Davis, un hombre muy robusto, feo y peligroso que había acompañado a Jack en muchas misiones, despachó aún más fácilmente a un grupo de tipos forzudos contratados por Wray. El grupo, cuyos miembros llevaban ropa de colores brillantes y sombreros de copa baja, se destacaba entre la masa formada casi enteramente por marineros. La mayoría de las personas, incluidos los aprendices y los niños callejeros, que tenían cubos llenos de basura, se habían quedado al otro lado de esa barrera o se habían ido a edificios cercanos. Davis, acompañado de sus cuatro hermanos, que eran más feos que él, y un ayudante de oficial de derrota negro y mudo, se aproximó al grupo gritando furiosamente:

—¡Que se vayan los cabrones!

Después de ver cómo se alejaban, se abrió paso entre sus compañeros a codazos y llegó hasta los escalones de la picota, donde estaba Stephen con unos cuantos luchadores que el investigador había logrado contratar y que también se destacaban entre los demás. Entonces les dijo:

—Y ustedes también tienen que irse de aquí. No queremos hacerles daño, caballeros, pero tienen que irse de aquí.
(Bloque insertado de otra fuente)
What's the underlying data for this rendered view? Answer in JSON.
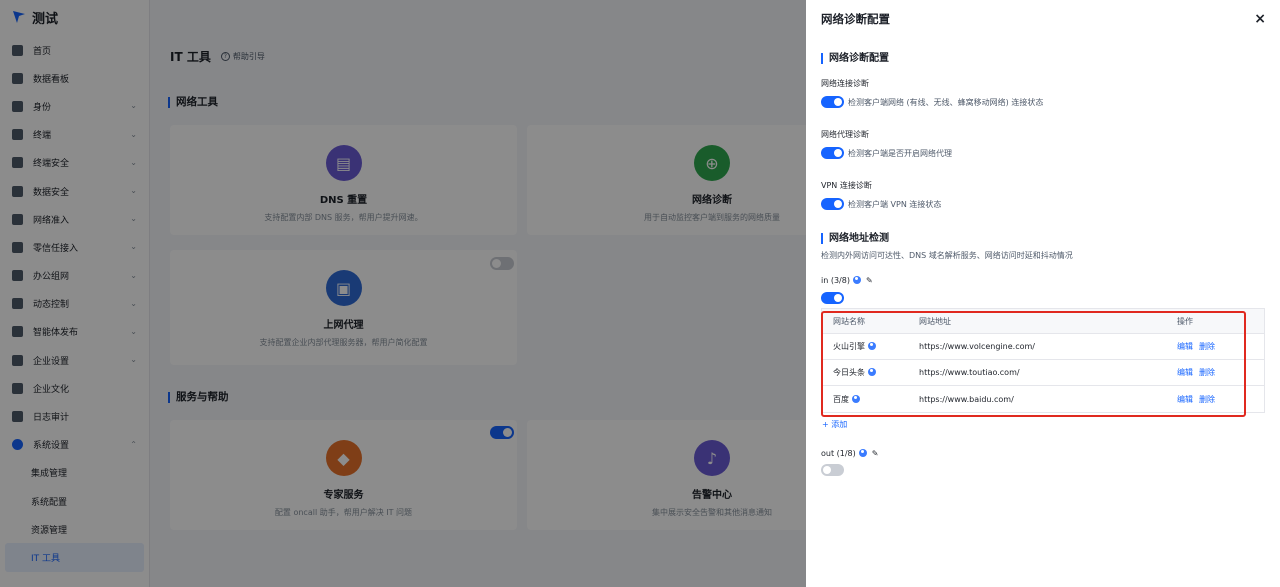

Stephen les miró, asintiendo con la cabeza, y ellos se movieron hacia un lado en dirección a Saint Michael. Cuando llegaron a la iglesia, el reloj de ésta marcó un cuarto para la hora y el señor Essex dio la orden por fin.

Jack salió de la oscura habitación a la intensa luz, y cuando los policías le hicieron subir los escalones no podía ver nada por el resplandor.

—Por favor, señor, ponga la cabeza aquí y las manos aquí —dijo un policía muy nervioso en voz baja y tono amable.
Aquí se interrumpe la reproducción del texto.